Joko tetap tak terima. Dia merasa apa yang menjadi usahanya selama ini sudah sia-sia. Hampir tiga tahun dia mati-matian memperjuangkan cintanya. Berharap pendekatan dengan gadis pujaannya membuahkan hasil. Sekarang, giliran dia berhasil mendapatkan perhatian dari gadis pujaannya dan mau menikah, prosedurnya pula yang ribet.
"Tidak bisa mas. Gadis yang sampean pilih terlalu jauh. Tidak masuk dalam zonasi tempat tinggal sampean. Coba usahakan dapat gadis yang satu zona dulu. Kecuali kalau semua gadis di satu zona sudah habis atau menolak lamaran sampean, baru boleh menikah dengan di zona lain."
Kepala urusan pernikahan itu menjelaskan panjang lebar. Joko tentu kaget dengan alasan itu. "Busyet dah, aturan dari mana pula pakai zonasi. Sejak kapan diberlakukan? Kalau begini caranya, makin banyak kawin paksa. Banyak pula janda karena menikah tanpa cinta, hanya berdasar zonasi. Belum lagi yang jomblo, makin susah ini pak," Joko coba membantah.
"Maaf mas, saya hanya menjalankan aturan. Aturannya kebetulan sudah mulai berlaku. Jadi sebaiknya coba cek tetangga sebelah rumah. Mana tahu ada gadisnya yang belum menikah," petugas itu tersenyum usai memberikan penjelasan. Kemudian berlalu dari hadapan Joko.
Pria itu hanya bengong di depan kantor urusan pernikahan. Impiannya buyar seketika. Sia sia sudah perjuangannya selama 3 tahun itu. Haruskah dia menyisir anak gadis di kampungnya sendiri?

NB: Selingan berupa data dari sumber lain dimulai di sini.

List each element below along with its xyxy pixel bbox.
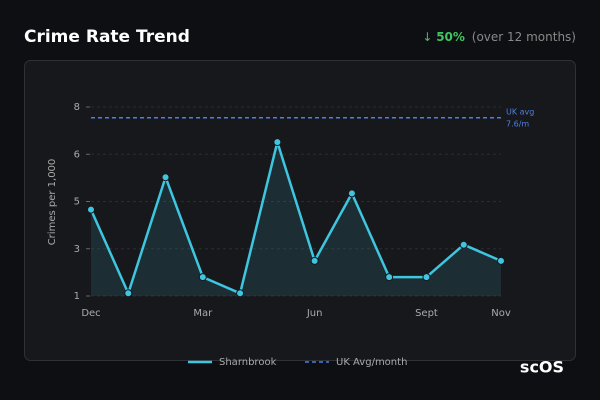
point	[347, 189, 356, 198]
area	[91, 142, 501, 296]
change-arrow: ↓	[422, 30, 432, 44]
change-period: (over 12 months)	[472, 30, 576, 44]
line	[89, 140, 502, 295]
point	[236, 289, 245, 298]
y-axis-label: Crimes per 1,000	[47, 159, 58, 246]
point	[459, 240, 468, 249]
point	[422, 273, 431, 282]
y-tick-label: 1	[74, 291, 80, 302]
y-tick-label: 5	[74, 197, 80, 208]
x-tick-label: Nov	[491, 308, 511, 319]
point	[273, 138, 282, 147]
x-tick-label: Jun	[306, 308, 323, 319]
point	[87, 205, 95, 214]
point	[198, 273, 207, 282]
y-tick-label: 3	[74, 244, 80, 255]
x-tick-label: Dec	[81, 308, 100, 319]
title: Crime Rate Trend	[24, 27, 190, 47]
x-tick-label: Sept	[415, 308, 438, 319]
change-value: 50%	[436, 30, 465, 44]
point	[385, 273, 394, 282]
plot: 1 3 5 6 8 Dec Mar Jun Sept Nov UK avg 7.6/m Sharnbro…	[74, 102, 535, 368]
y-tick-label: 6	[74, 149, 80, 160]
y-tick-label: 8	[74, 102, 80, 113]
change-summary: ↓ 50% (over 12 months)	[422, 30, 576, 44]
reference-label: 7.6/m	[506, 119, 529, 128]
point	[497, 256, 505, 265]
point	[124, 289, 133, 298]
logo: scOS	[520, 358, 564, 377]
x-tick-label: Mar	[193, 308, 213, 319]
reference-label: UK avg	[506, 107, 534, 116]
legend-label: Sharnbrook	[219, 357, 277, 368]
legend-label: UK Avg/month	[336, 357, 407, 368]
point	[161, 173, 170, 182]
point	[310, 256, 319, 265]
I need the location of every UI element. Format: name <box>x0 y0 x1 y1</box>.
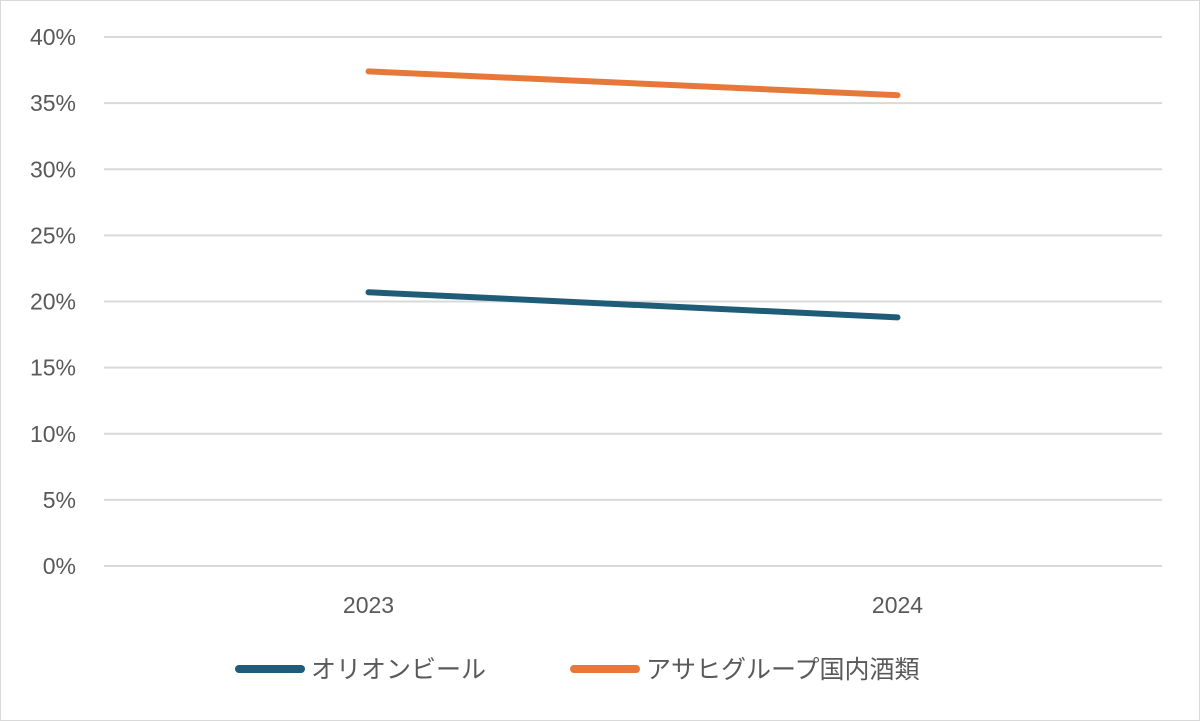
y-tick-label: 0% <box>43 553 76 579</box>
series-lines <box>365 68 901 321</box>
x-tick-label: 2023 <box>343 592 394 618</box>
y-tick-label: 35% <box>30 90 76 116</box>
x-axis-tick-labels: 2023 2024 <box>343 592 923 618</box>
y-tick-label: 15% <box>30 355 76 381</box>
y-tick-label: 5% <box>43 487 76 513</box>
legend-label: オリオンビール <box>311 655 486 684</box>
y-tick-label: 40% <box>30 24 76 50</box>
y-tick-label: 30% <box>30 156 76 182</box>
y-tick-label: 20% <box>30 289 76 315</box>
gridlines <box>104 36 1162 567</box>
y-axis-tick-labels: 0% 5% 10% 15% 20% 25% 30% 35% 40% <box>30 24 76 579</box>
legend-label: アサヒグループ国内酒類 <box>646 655 920 684</box>
legend: オリオンビール アサヒグループ国内酒類 <box>235 655 920 684</box>
y-tick-label: 25% <box>30 222 76 248</box>
series-line-1 <box>365 289 901 321</box>
x-tick-label: 2024 <box>872 592 923 618</box>
series-line-2 <box>365 68 901 99</box>
y-tick-label: 10% <box>30 421 76 447</box>
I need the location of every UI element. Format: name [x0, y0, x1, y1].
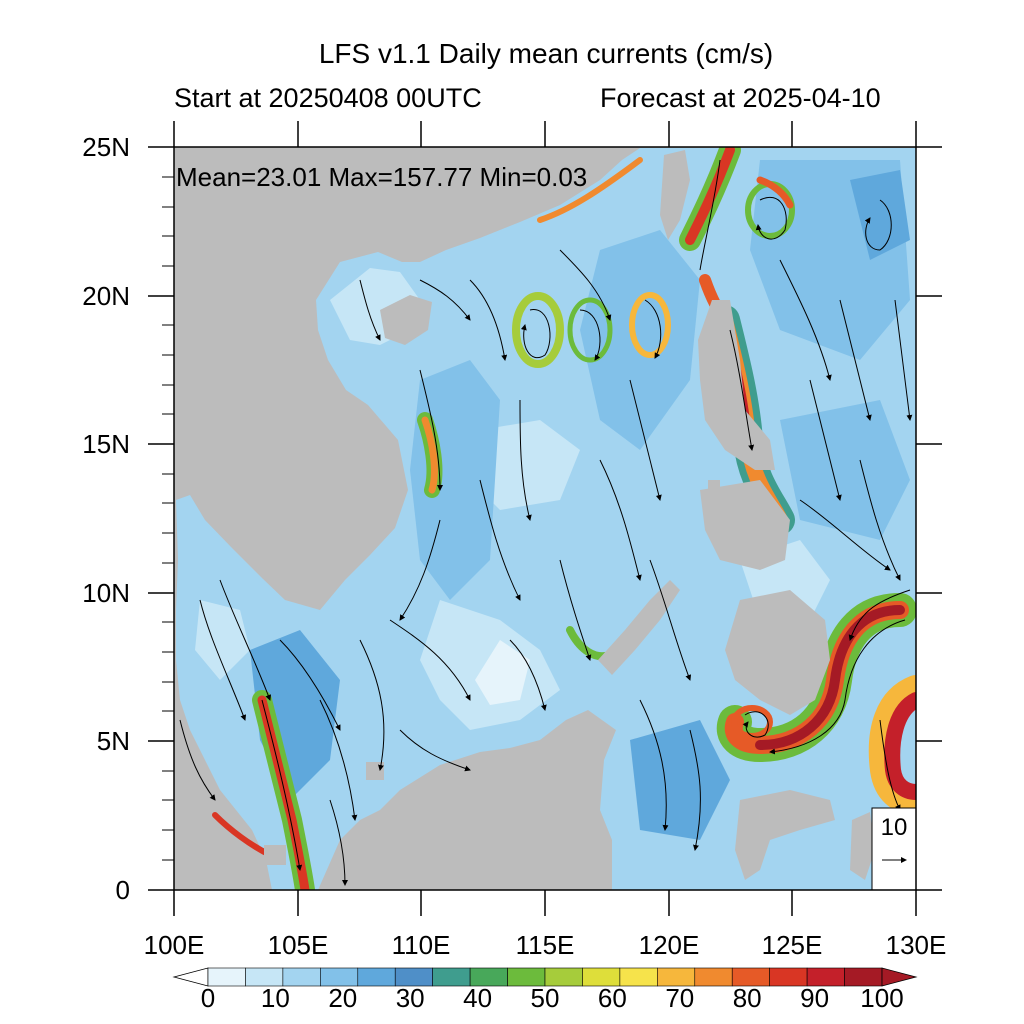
colorbar-tick-label: 70 — [665, 983, 695, 1013]
map-field — [174, 147, 916, 890]
lat-label-10n: 10N — [82, 578, 130, 608]
lon-label-130e: 130E — [885, 930, 947, 960]
lon-label-110e: 110E — [391, 930, 451, 960]
lat-label-15n: 15N — [82, 429, 130, 459]
colorbar-high-triangle — [881, 967, 918, 987]
colorbar-tick-label: 50 — [530, 983, 560, 1013]
lon-label-120e: 120E — [638, 930, 700, 960]
lat-ticks — [148, 146, 942, 891]
islands — [264, 150, 875, 880]
colorbar-tick-label: 80 — [732, 983, 762, 1013]
lon-label-125e: 125E — [761, 930, 823, 960]
lat-minor-ticks — [162, 176, 174, 861]
lat-label-5n: 5N — [96, 726, 130, 756]
map-title: LFS v1.1 Daily mean currents (cm/s) — [318, 38, 774, 69]
lat-label-20n: 20N — [82, 281, 130, 311]
statistics-label: Mean=23.01 Max=157.77 Min=0.03 — [176, 162, 588, 192]
colorbar-tick-label: 40 — [463, 983, 493, 1013]
lat-label-0: 0 — [115, 875, 130, 905]
forecast-time-label: Forecast at 2025-04-10 — [600, 83, 881, 113]
colorbar-tick-label: 100 — [860, 983, 904, 1013]
lon-label-100e: 100E — [143, 930, 205, 960]
streamlines — [179, 159, 913, 886]
colorbar-tick-label: 90 — [800, 983, 830, 1013]
lat-label-25n: 25N — [82, 132, 130, 162]
lon-ticks — [173, 121, 917, 916]
colorbar-tick-label: 30 — [395, 983, 425, 1013]
colorbar-tick-label: 20 — [328, 983, 358, 1013]
reference-vector-box: 10 — [872, 808, 916, 890]
colorbar-tick-label: 0 — [200, 983, 216, 1013]
colorbar-tick-label: 60 — [597, 983, 627, 1013]
reference-vector-label: 10 — [880, 814, 908, 841]
start-time-label: Start at 20250408 00UTC — [174, 83, 482, 113]
colorbar — [172, 967, 918, 987]
colorbar-tick-label: 10 — [260, 983, 290, 1013]
lon-label-105e: 105E — [267, 930, 329, 960]
lon-label-115e: 115E — [515, 930, 575, 960]
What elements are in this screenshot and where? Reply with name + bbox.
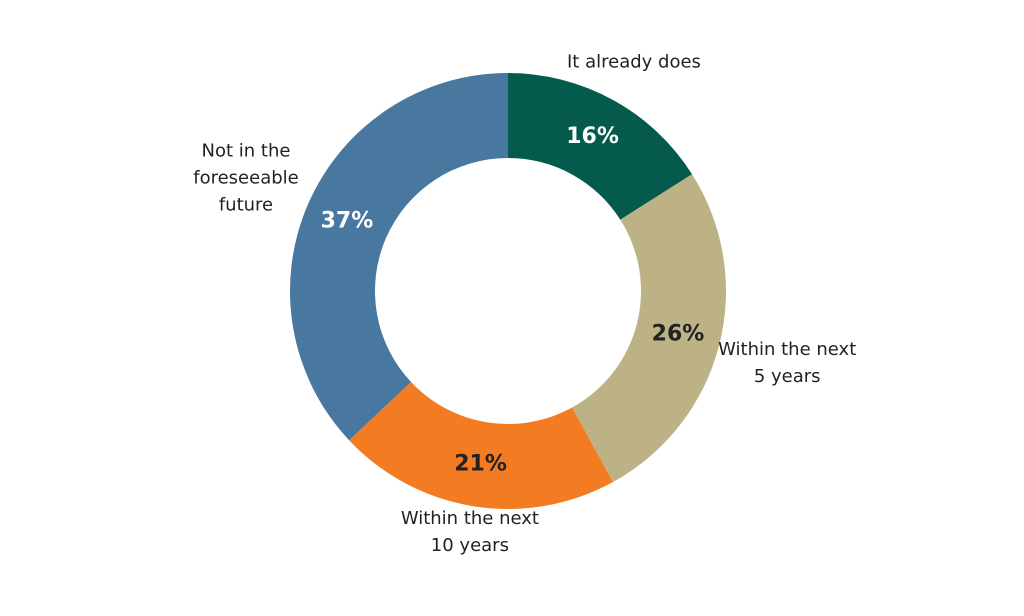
value-label: 37% bbox=[321, 208, 374, 233]
value-label: 21% bbox=[454, 451, 507, 476]
value-label: 26% bbox=[652, 322, 705, 347]
category-label: It already does bbox=[567, 51, 701, 73]
donut-slice bbox=[290, 73, 508, 441]
donut-slice bbox=[508, 73, 693, 220]
value-label: 16% bbox=[566, 124, 619, 149]
donut-slice bbox=[572, 174, 726, 483]
category-label: Not in the foreseeable future bbox=[193, 140, 299, 216]
category-label: Within the next 10 years bbox=[400, 507, 539, 556]
donut-slice bbox=[349, 382, 614, 509]
category-label: Within the next 5 years bbox=[718, 338, 857, 387]
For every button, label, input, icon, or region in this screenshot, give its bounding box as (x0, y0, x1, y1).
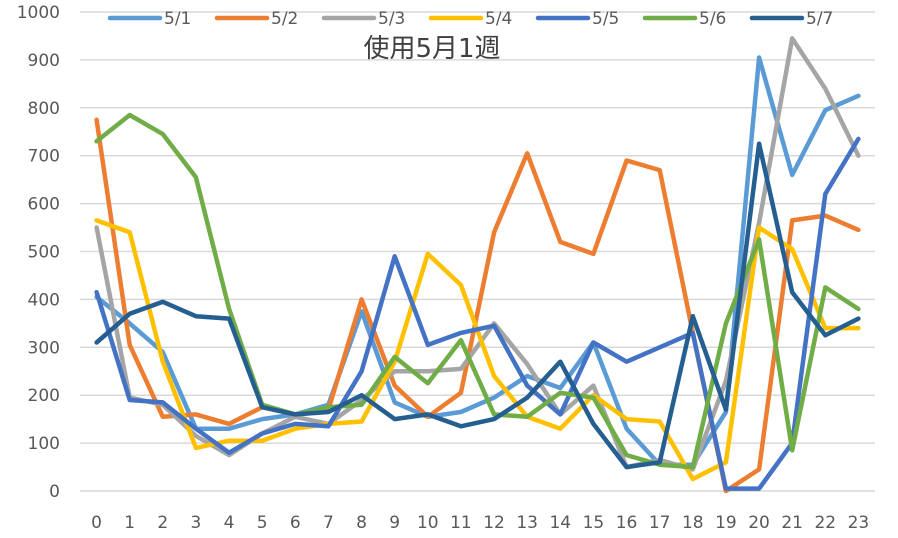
y-tick-label: 400 (28, 290, 60, 310)
x-tick-label: 6 (290, 513, 301, 533)
legend-label: 5/6 (699, 9, 726, 29)
series-line-5-7 (94, 141, 861, 470)
x-tick-label: 1 (124, 513, 135, 533)
legend-label: 5/3 (378, 9, 405, 29)
x-tick-label: 3 (191, 513, 202, 533)
x-tick-label: 23 (848, 513, 870, 533)
x-tick-label: 12 (483, 513, 505, 533)
series-lines (94, 36, 861, 494)
y-tick-label: 900 (28, 51, 60, 71)
x-tick-label: 17 (649, 513, 671, 533)
series-line-5-5 (94, 136, 861, 491)
y-tick-label: 100 (28, 434, 60, 454)
x-tick-label: 16 (616, 513, 638, 533)
legend-label: 5/5 (592, 9, 619, 29)
x-tick-label: 14 (549, 513, 571, 533)
y-tick-label: 500 (28, 243, 60, 263)
x-tick-label: 18 (682, 513, 704, 533)
series-line-5-6 (94, 112, 861, 470)
y-tick-label: 600 (28, 195, 60, 215)
x-tick-label: 20 (748, 513, 770, 533)
x-tick-label: 2 (157, 513, 168, 533)
legend-label: 5/4 (485, 9, 512, 29)
x-tick-label: 4 (224, 513, 235, 533)
x-tick-label: 8 (356, 513, 367, 533)
x-tick-label: 21 (781, 513, 803, 533)
x-axis-ticks: 0 1 2 3 4 5 6 7 8 9 10 11 12 13 14 15 16 17 18 19 20 21 22 23 (91, 513, 869, 533)
x-tick-label: 22 (814, 513, 836, 533)
x-tick-label: 19 (715, 513, 737, 533)
x-tick-label: 13 (516, 513, 538, 533)
y-tick-label: 300 (28, 338, 60, 358)
x-tick-label: 15 (583, 513, 605, 533)
legend-label: 5/7 (806, 9, 833, 29)
y-axis-ticks: 0 100 200 300 400 500 600 700 800 900 1000 (17, 3, 60, 502)
x-tick-label: 0 (91, 513, 102, 533)
legend-label: 5/2 (271, 9, 298, 29)
x-tick-label: 9 (389, 513, 400, 533)
x-tick-label: 10 (417, 513, 439, 533)
x-tick-label: 11 (450, 513, 472, 533)
x-tick-label: 7 (323, 513, 334, 533)
legend-label: 5/1 (164, 9, 191, 29)
y-tick-label: 1000 (17, 3, 60, 23)
series-line-5-2 (94, 117, 861, 494)
y-tick-label: 800 (28, 99, 60, 119)
y-tick-label: 700 (28, 147, 60, 167)
y-tick-label: 0 (49, 482, 60, 502)
x-tick-label: 5 (257, 513, 268, 533)
y-tick-label: 200 (28, 386, 60, 406)
chart-title: 使用5月1週 (363, 34, 500, 64)
legend: 5/1 5/2 5/3 5/4 5/5 5/6 5/7 (107, 9, 833, 29)
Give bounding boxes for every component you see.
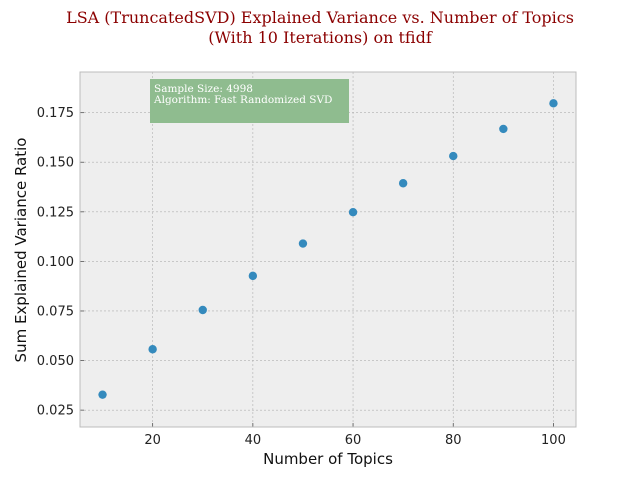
annotation-box: Sample Size: 4998 Algorithm: Fast Random…	[150, 79, 349, 123]
data-point-0-4	[298, 239, 308, 248]
annotation-sample-size: Sample Size: 4998	[154, 83, 253, 95]
y-tick-label-4: 0.125	[37, 205, 74, 220]
data-point-0-6	[398, 179, 408, 188]
x-axis-label: Number of Topics	[263, 450, 393, 468]
data-point-0-9	[549, 99, 558, 108]
scatter-points	[98, 99, 558, 399]
data-point-0-3	[248, 271, 258, 281]
plot-frame	[79, 71, 577, 428]
y-tick-label-2: 0.075	[37, 304, 74, 319]
y-tick-label-1: 0.050	[37, 354, 74, 369]
x-tick-label-1: 40	[245, 433, 262, 448]
data-point-0-7	[449, 151, 458, 161]
y-tick-label-3: 0.100	[37, 255, 74, 270]
data-point-0-1	[148, 345, 157, 354]
y-tick-label-6: 0.175	[37, 106, 74, 121]
chart-title-line-2: (With 10 Iterations) on tfidf	[208, 28, 433, 47]
data-point-0-2	[198, 305, 207, 315]
y-tick-label-0: 0.025	[37, 404, 74, 419]
data-point-0-5	[348, 208, 358, 217]
x-tick-label-0: 20	[144, 433, 161, 448]
y-tick-label-5: 0.150	[37, 156, 74, 171]
data-point-0-0	[98, 390, 107, 399]
y-axis-label: Sum Explained Variance Ratio	[12, 138, 30, 363]
axis-ticks: 20 40 60 80 100 0.025 0.050 0.075 0.100 0.125 0.15…	[37, 106, 566, 448]
x-tick-label-3: 80	[445, 433, 462, 448]
data-point-0-8	[499, 124, 508, 134]
x-tick-label-2: 60	[345, 433, 362, 448]
x-tick-label-4: 100	[541, 433, 566, 448]
annotation-background	[150, 79, 349, 123]
annotation-algorithm: Algorithm: Fast Randomized SVD	[153, 94, 332, 106]
plot-area	[80, 72, 576, 427]
chart-title-line-1: LSA (TruncatedSVD) Explained Variance vs…	[66, 8, 574, 27]
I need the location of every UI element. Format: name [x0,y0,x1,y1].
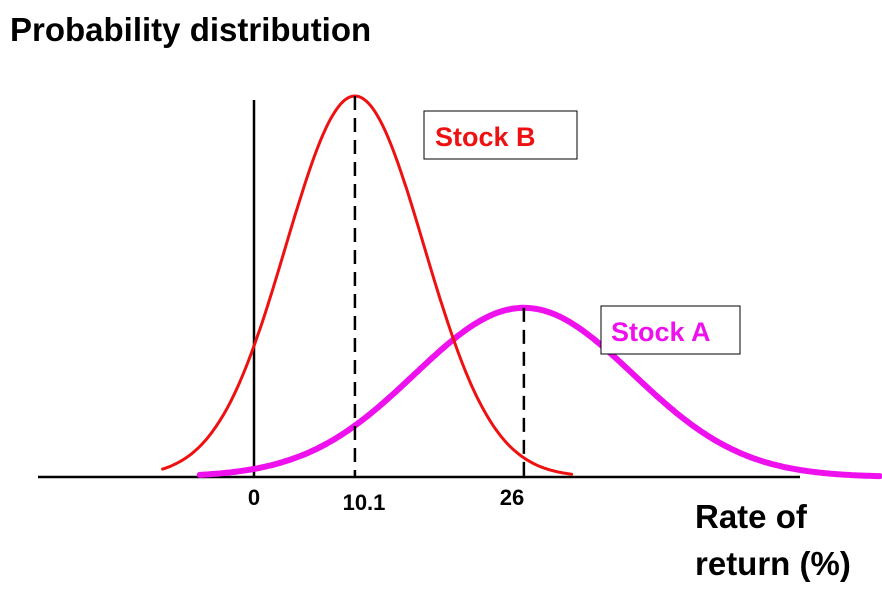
series-line-stock-b [161,94,574,476]
chart-title: Probability distribution [10,11,371,48]
x-axis-label-line1: Rate of [695,498,808,535]
legend-box-stock-a [600,305,741,355]
x-axis-label-line2: return (%) [695,545,851,582]
x-tick-2: 26 [500,485,524,510]
legend-stock-a: Stock A [600,305,741,355]
legend-stock-b: Stock B [423,110,578,160]
mean-lines [353,96,526,477]
legend-label-stock-b: Stock B [435,122,536,152]
curves [161,94,882,480]
legend-box-stock-b [423,110,578,160]
series-line-stock-a [196,304,882,480]
x-tick-0: 0 [248,485,260,510]
x-tick-1: 10.1 [343,490,386,515]
legend-label-stock-a: Stock A [611,317,711,347]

Tentu saja, kisah di atas hanya fiktif belaka. Tulisan ini jelas menyikapi kegelisahan orang tua yang tahun ini anaknya harus masuk di sekolah SMP atau SMA dan sederajat, terutama sekolah negeri. Sistem zonasi yang diterapkan di sekolah, nyatanya menimbulkan kegaduhan di seluruh penjuru negeri.
Jika sistem ini bagus, mungkin tak akan ada persoalan. Jika timbul pro kontra, maka ada baiknya sistem ini dievaluasi. Sepintas, sistem ini memang sangat baik. Mengakomodir setiap orang agar bisa sekolah di dekat tempat tinggalnya.
Namun persoalannya, di Indonesia ini mutu dan kualitas pendidikan antara satu sekolah dengan sekolah lain belum sama. Walau pun tentu pun tidak harus merata. Semangatnya memang bagus. Agar tidak ada lagi dikotomi sekolah favorit, sekolah unggulan, sekolah plus, atau apa pun sebutannya.
Sayangnya, proses menuju standardisasi sekolah belumlah berjalan maksimal. Selain itu, jumlah sebaran sekolah juga belum merata. Ada beberapa sekolah yang menumpuk di satu lokasi. Pun sebaliknya, ada wilayah yang jumlah sekolahnya terbatas. Bahkan ada yang tidak ada sekolahnya sama sekali.
Lantas bagaimana sebaiknya? Saya yakin, di Kementerian Pendidikan itu banyak orang pintar. Banyak profesor dan doktor yang mumpuni. Pasti bisa mengambil keputusan terbaik. Yang diperlukan hanya satu, sebelum mengambil keputusan, pakailah kacamata Nusantara. Gunakan kacamata bahwa Indonesia ini dari Sabang sampai Merauka. Indonesia bukan hanya Jakarta, Bandung, atau Surabaya.
Ada banyak provinsi, kabupaten, dan kota, yang kondisinya keren banget. Ketika saya menuliskan keren, ya memang keren lah. Saya yakin pembaca tahu kerennya seperti apa. Maka, jumlah sekolahnya juga keren, kualitas dan kondisinya juga sangat keren pula.